O espirito, trovejando:

Vejamos! Que novo delicto perpetraste esta tarde? Ha mais alguma fraqueza indesculpavel a juntar a tantas outras que tens tido ?!

A materia, um tanto fatigada:

Pois bem, confesso! Pequei mais uma vez e, como das outras vezes, não me sinto arrependida. Peço-te que não sejas intolerante para comigo; tive hoje tantas voltas a dar, tantas compras a fazer, tantos beijos a receber e a retribuir, que me sinto extenuada.

O espirito, colerico:

Sempre essa falta de firmeza que me vexa, que me deshonra! Sempre esse maldito vicio de seduzir os homens, de querer ser amada não por um só, que a isso fecharia eu os olhos, mas por dez, por vinte, por mil, por todos!

A MATERIA, indolente:

Meu Deus! Se eu acho isso tão natural! E, depois, não é bem o que dizes; não sou eu que quero seduzir os homens; eles é que me exigem que eu os ame. Que culpa tenho eu de possuir uns olhos fosforescentes e uns cabelos encaracolados?

O ESPIRITO:

Embevecida com os teus atractivos, esqueces-te de examinar os teus defeitos. Essa boca é demasiado rasgada, esse nariz não tem, certamente, a pureza de forma do de Lais.

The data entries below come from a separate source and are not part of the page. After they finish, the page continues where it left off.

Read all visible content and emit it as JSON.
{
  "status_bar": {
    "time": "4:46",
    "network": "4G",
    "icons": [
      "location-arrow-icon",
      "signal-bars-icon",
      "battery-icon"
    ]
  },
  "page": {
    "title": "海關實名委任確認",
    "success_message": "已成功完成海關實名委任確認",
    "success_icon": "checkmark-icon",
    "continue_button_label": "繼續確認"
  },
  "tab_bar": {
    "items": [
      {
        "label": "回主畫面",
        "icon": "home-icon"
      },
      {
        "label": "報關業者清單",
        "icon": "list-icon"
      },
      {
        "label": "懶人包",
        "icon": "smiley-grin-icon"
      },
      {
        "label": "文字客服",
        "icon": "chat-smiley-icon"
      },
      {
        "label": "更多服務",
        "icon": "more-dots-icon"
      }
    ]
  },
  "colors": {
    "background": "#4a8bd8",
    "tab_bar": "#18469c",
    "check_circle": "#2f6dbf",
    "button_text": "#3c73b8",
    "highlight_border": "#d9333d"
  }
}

A MATERIA, num riso brando:

Mas se eles gostam assim ! Que hei-de fazer?! Tu sabes bem se eles gostam ou não! Creio que já passaste uma vista de olhos ás inumeras cartas amorosas que tenho recebido até hoje de mil adoradores e que conservo, cuidadosamente, naquele cofre que está sobre o toucador.

O ESPIRITO:

Nunca pensaste que eles mentem, na sua maioria?

A MATERIA:

Que importa, se eu tambem lhes minto quasi sempre?

O ESPIRITO:

Vamos a saber: quem é o teu heroi de hoje?

A MATERIA:

Um Galeno do seculo, feio como um tartaro e perspicaz como La Bruyère.

O ESPIRITO, revoltado:

E' incrivel! Um materialista! Nunca poderei harmonizar-me com o espirito dele!

A MATERIA:

Eu sei isso; foi por essa razão que não te consultei antes de aceitar os seus galanteios. Trata-se, desta vez, duma ligação absolutamente material, que eu aceitei, por estar desejosa de saír da dieta espiritual e romantica a que me condenou aquele ingenuo vate que sabes, dieta que parecia eternisar-se e que por fim me aborreceu.

O ESPIRITO:

Eu preferia esse, na sua afeição pura e candida...

A MATERIA:

E eu suportei-o tanto tempo só para te dar prazer. Agora entendo, porém, que é chegada a ocasião de pensar em mim.

O ESPIRITO, reflectindo:

O que nos convinha a ambos era um homem que a ambos contentasse e cuja materia estabelecesse um certo equilibrio com o proprio espirito. Só assim se acabariam todas essas vergonhas por que me fazes passar.

A MATERIA, entusiasmada:

Quem mo dera! Julgas que não penso tambem nessa solução, imaginas que me não preocupo comtigo?! Mas onde está essa preciosidade, onde pára essa Fénix que ainda não logrei descobrir? Queres tu encarregares-te de a procurar?

O ESPIRITO, envergonhado:

Não... Olha: parece-me que para esse efeito tu tens, realmente, mais habilidade.

A MATERIA, desapontada:

Julgava que para essas descobertas eras tu o mais competente de nós dois !

O ESPIRITO:

Deves compreender que eu só não basto. Parece-me, até, que sem ti muito pouco conseguiria. Para as primeiras impressões, tu; para depois, cá estou eu e, em seguida, ajudando-nos mutuamente, talvez possamos obter a felicidade. Como temos vivido até hoje, isto é, descontentes ora um ora outro, é que não podemos continuar. Tu tens procedido até agora vergonhosamente, vexando-me quasi todos os oito dias. Eu, ao menos, nunca te ofendi e, pelo contrario, muitas vezes tenho dado ensejo a que te sintas lisongeada.

A MATERIA:

Apezar de todas as bonitas coisas que tens proferido, eu mentiria se te não dissesse que me acho bem no pecado, se te não afirmasse que o pecado me parece muito humano, muito natural. Não vejo por que razões devas envergonhar-te de coisas que me não envergonham a mim. Da minha parte, confesso-te que ás vezes me sinto receosa quando te vejo a caminho duma mentira escusada ou duma hipocrisia inutil; fico doida de alegria quando consegues evitar essas pequeninas baixesas e quando sucede não poderes furtar-te à tentação do delicto, oh!— então cabe-me a vez de me envergonhar!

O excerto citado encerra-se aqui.